Sentimen analis terhadap SanDisk sejauh ini masih cenderung positif. Data yang dikutip menunjukkan bahwa dari 16 analis yang memberikan rekomendasi, 16 di antaranya memberi rating ‘buy’, tiga analis memilih ‘outperform’, dan tiga lainnya ‘hold’. Rata-rata target harga yang dipasang analis berada sekitar 34% di atas harga penutupan saham pasca-reli Investor Day. Kesenjangan ini menjadi salah satu yang terlebar dalam sejarah perdagangan saham SanDisk sebagai perusahaan independen. Optimisme analis ini terutama bertumpu pada besarnya backlog, target margin yang tinggi, dan proyeksi permintaan AI yang dinilai masih akan terus menguat.

Jika SanDisk mampu mengeksekusi kontrak-kontraknya dengan baik dan mempertahankan margin yang diproyeksikan, potensi kenaikan sahamnya masih terbuka lebar. Namun, sebagian analis juga memberikan peringatan bahwa valuasi SanDisk saat ini sudah mulai mencerminkan ekspektasi pertumbuhan dan margin tinggi untuk beberapa tahun ke depan. Ini berarti ruang untuk kesalahan (margin of error) menjadi lebih sempit jika realisasi kinerja perusahaan tidak sesuai dengan ekspektasi pasar.

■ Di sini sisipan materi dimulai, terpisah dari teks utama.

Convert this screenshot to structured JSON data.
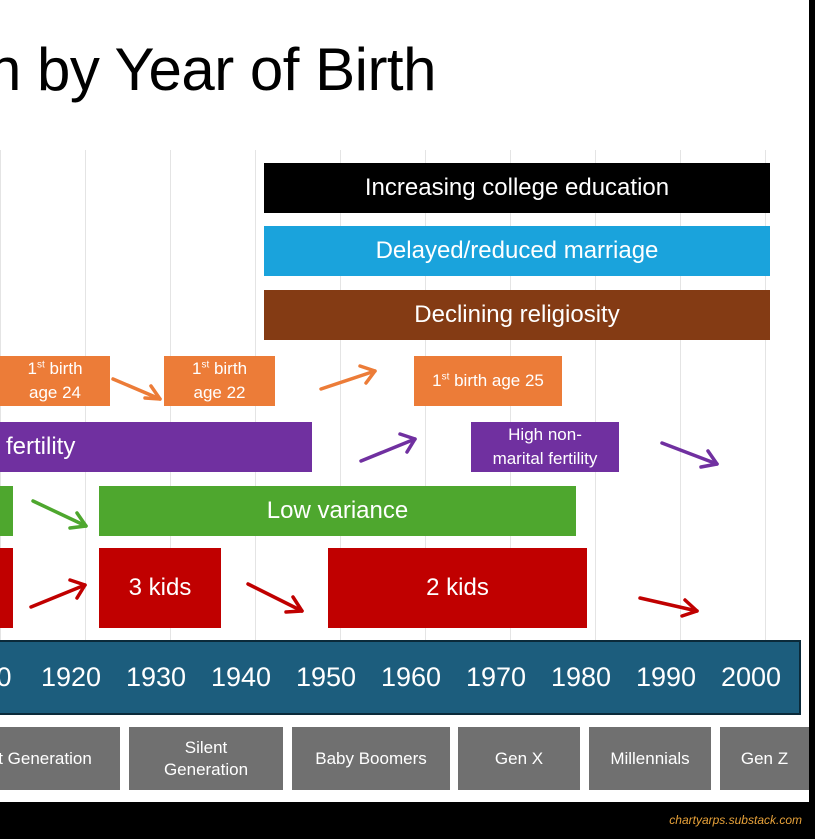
{
  "title": "n by Year of Birth",
  "bars": {
    "college": "Increasing college education",
    "marriage": "Delayed/reduced marriage",
    "religiosity": "Declining religiosity",
    "birth24_sup": "st",
    "birth24_a": "birth",
    "birth24_b": "age 24",
    "birth22_sup": "st",
    "birth22_a": "birth",
    "birth22_b": "age 22",
    "birth25_sup": "st",
    "birth25_rest": "birth age 25",
    "fertility": "fertility",
    "nonmarital_a": "High non-",
    "nonmarital_b": "marital fertility",
    "low_variance": "Low variance",
    "three_kids": "3 kids",
    "two_kids": "2 kids"
  },
  "timeline": {
    "years": [
      "0",
      "1920",
      "1930",
      "1940",
      "1950",
      "1960",
      "1970",
      "1980",
      "1990",
      "2000"
    ]
  },
  "generations": {
    "g1": "t Generation",
    "silent_a": "Silent",
    "silent_b": "Generation",
    "boomers": "Baby Boomers",
    "genx": "Gen X",
    "millennials": "Millennials",
    "genz": "Gen Z"
  },
  "credit": "chartyarps.substack.com",
  "colors": {
    "black": "#000000",
    "blue": "#1aa3dc",
    "brown": "#843b14",
    "orange": "#ec7c38",
    "purple": "#7030a0",
    "green": "#4ea72e",
    "red": "#c00000",
    "timeline": "#1c5d7d",
    "gray": "#707070",
    "credit": "#e8a23a"
  }
}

AI Jadi Pendorong Utama Industri Storage

Perlu dicatat, kenaikan Saham SanDisk Melonjak 14% Usai Catat Backlog US$93,9 Miliar dari Demand AI ini tidak terjadi dalam ruang hampa. Industri memori dan storage secara luas sedang mendapatkan dorongan signifikan dari ledakan permintaan AI. Perusahaan-perusahaan semikonduktor lain seperti Micron dan SK Hynix juga turut mendapatkan perhatian positif seiring meningkatnya kebutuhan chip memori di pusat data AI. Perusahaan hyperscaler dan pengembang AI kini secara aktif mengamankan pasokan jangka panjang untuk memastikan infrastruktur mereka tidak terganggu oleh kendala pasokan.

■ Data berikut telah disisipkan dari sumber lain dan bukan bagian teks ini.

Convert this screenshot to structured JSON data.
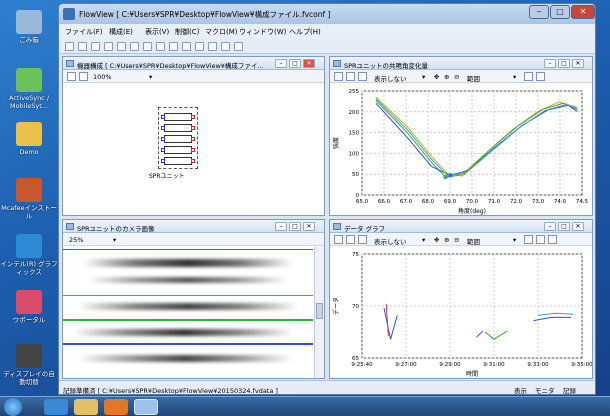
{
  "desktop": {
    "icons": [
      {
        "label": "ごみ箱",
        "color": "#9ab8d8"
      },
      {
        "label": "ActiveSync / MobileSyt...",
        "color": "#6bc25a"
      },
      {
        "label": "Demo",
        "color": "#e8c24a"
      },
      {
        "label": "Mcafeeインストール",
        "color": "#c7582e"
      },
      {
        "label": "インテル(R) グラフィックス",
        "color": "#2e8ad4"
      },
      {
        "label": "ウポータル",
        "color": "#d94d6a"
      },
      {
        "label": "ディスプレイの自動切替",
        "color": "#444444"
      }
    ]
  },
  "window": {
    "title": "FlowView [ C:¥Users¥SPR¥Desktop¥FlowView¥構成ファイル.fvconf ]",
    "menu": [
      "ファイル(F)",
      "構成(E)",
      "表示(V)",
      "制御(C)",
      "マクロ(M)",
      "ウィンドウ(W)",
      "ヘルプ(H)"
    ]
  },
  "panes": {
    "config": {
      "title": "機器構成 [ C:¥Users¥SPR¥Desktop¥FlowView¥構成ファイ...",
      "zoom": "100%",
      "unit_label": "SPRユニット"
    },
    "resonance": {
      "title": "SPRユニットの共鳴角変化量",
      "display_mode": "表示しない",
      "range_label": "範囲"
    },
    "camera": {
      "title": "SPRユニットのカメラ画像",
      "zoom": "25%"
    },
    "datagraph": {
      "title": "データ グラフ",
      "display_mode": "表示しない",
      "range_label": "範囲"
    }
  },
  "statusbar": {
    "path": "記録準備済 [ C:¥Users¥SPR¥Desktop¥FlowView¥20150324.fvdata ]",
    "items": [
      "表示",
      "モニタ",
      "記録"
    ]
  },
  "colors": {
    "accent": "#3c6fb0"
  },
  "chart_data": [
    {
      "type": "line",
      "title": "",
      "xlabel": "角度(deg)",
      "ylabel": "強度",
      "xlim": [
        65.0,
        74.5
      ],
      "ylim": [
        0,
        255
      ],
      "xticks": [
        "65.0",
        "66.0",
        "67.0",
        "68.0",
        "69.0",
        "70.0",
        "71.0",
        "72.0",
        "73.0",
        "74.0",
        "74.5"
      ],
      "yticks": [
        "0",
        "50",
        "100",
        "150",
        "200",
        "255"
      ],
      "series": [
        {
          "color": "#e0a020",
          "points": [
            [
              65.6,
              240
            ],
            [
              67.0,
              165
            ],
            [
              68.0,
              95
            ],
            [
              68.7,
              52
            ],
            [
              69.3,
              50
            ],
            [
              70.3,
              100
            ],
            [
              71.5,
              160
            ],
            [
              72.6,
              205
            ],
            [
              73.5,
              228
            ],
            [
              74.3,
              215
            ]
          ]
        },
        {
          "color": "#30b040",
          "points": [
            [
              65.6,
              232
            ],
            [
              67.0,
              150
            ],
            [
              68.0,
              80
            ],
            [
              68.6,
              44
            ],
            [
              69.4,
              50
            ],
            [
              70.5,
              110
            ],
            [
              71.7,
              168
            ],
            [
              72.8,
              210
            ],
            [
              73.7,
              225
            ],
            [
              74.3,
              210
            ]
          ]
        },
        {
          "color": "#3050d0",
          "points": [
            [
              65.6,
              225
            ],
            [
              67.0,
              138
            ],
            [
              68.0,
              70
            ],
            [
              68.8,
              48
            ],
            [
              69.6,
              60
            ],
            [
              70.7,
              115
            ],
            [
              71.9,
              170
            ],
            [
              73.0,
              208
            ],
            [
              73.9,
              220
            ],
            [
              74.3,
              205
            ]
          ]
        },
        {
          "color": "#40a0c0",
          "points": [
            [
              65.6,
              236
            ],
            [
              67.0,
              158
            ],
            [
              68.0,
              88
            ],
            [
              68.7,
              47
            ],
            [
              69.5,
              55
            ],
            [
              70.6,
              108
            ],
            [
              71.8,
              165
            ],
            [
              72.9,
              207
            ],
            [
              73.8,
              222
            ],
            [
              74.3,
              212
            ]
          ]
        }
      ]
    },
    {
      "type": "line",
      "title": "",
      "xlabel": "時間",
      "ylabel": "データ",
      "ylim": [
        65,
        75
      ],
      "xticks": [
        "9:25:40",
        "9:27:00",
        "9:29:00",
        "9:31:00",
        "9:33:00",
        "9:35:00"
      ],
      "yticks": [
        "65",
        "70",
        "75"
      ],
      "series": [
        {
          "color": "#3050d0",
          "points": [
            [
              0.1,
              69.8
            ],
            [
              0.13,
              66.8
            ],
            [
              0.16,
              69.1
            ]
          ]
        },
        {
          "color": "#d04040",
          "points": [
            [
              0.11,
              70.2
            ],
            [
              0.12,
              67.1
            ]
          ]
        },
        {
          "color": "#30a030",
          "points": [
            [
              0.56,
              67.5
            ],
            [
              0.6,
              66.8
            ],
            [
              0.66,
              67.6
            ]
          ]
        },
        {
          "color": "#8040b0",
          "points": [
            [
              0.52,
              67.0
            ],
            [
              0.55,
              67.6
            ]
          ]
        },
        {
          "color": "#3050d0",
          "points": [
            [
              0.78,
              68.6
            ],
            [
              0.86,
              68.9
            ],
            [
              0.95,
              68.9
            ]
          ]
        },
        {
          "color": "#40a0c0",
          "points": [
            [
              0.8,
              69.1
            ],
            [
              0.88,
              69.3
            ],
            [
              0.96,
              69.2
            ]
          ]
        }
      ]
    }
  ]
}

Hal ini menciptakan kondisi pasar yang berbeda dibandingkan siklus memori sebelumnya. Jika dulu permintaan memori sangat bergantung pada perangkat konsumen seperti smartphone dan PC, kini pusat data AI menjadi sumber permintaan baru yang jauh lebih besar dan strategis. SanDisk berupaya keras memanfaatkan perubahan fundamental ini dengan mengunci kontrak multi-tahun dan memposisikan diri sebagai pemasok vital dalam ekosistem infrastruktur AI. Lantas, apakah Saham SanDisk Melonjak 14% Usai Catat Backlog US$93,9 Miliar dari Demand AI ini akan terus berlanjut? Prospek SanDisk ke depan masih sangat bergantung pada kemampuan eksekusi perusahaan.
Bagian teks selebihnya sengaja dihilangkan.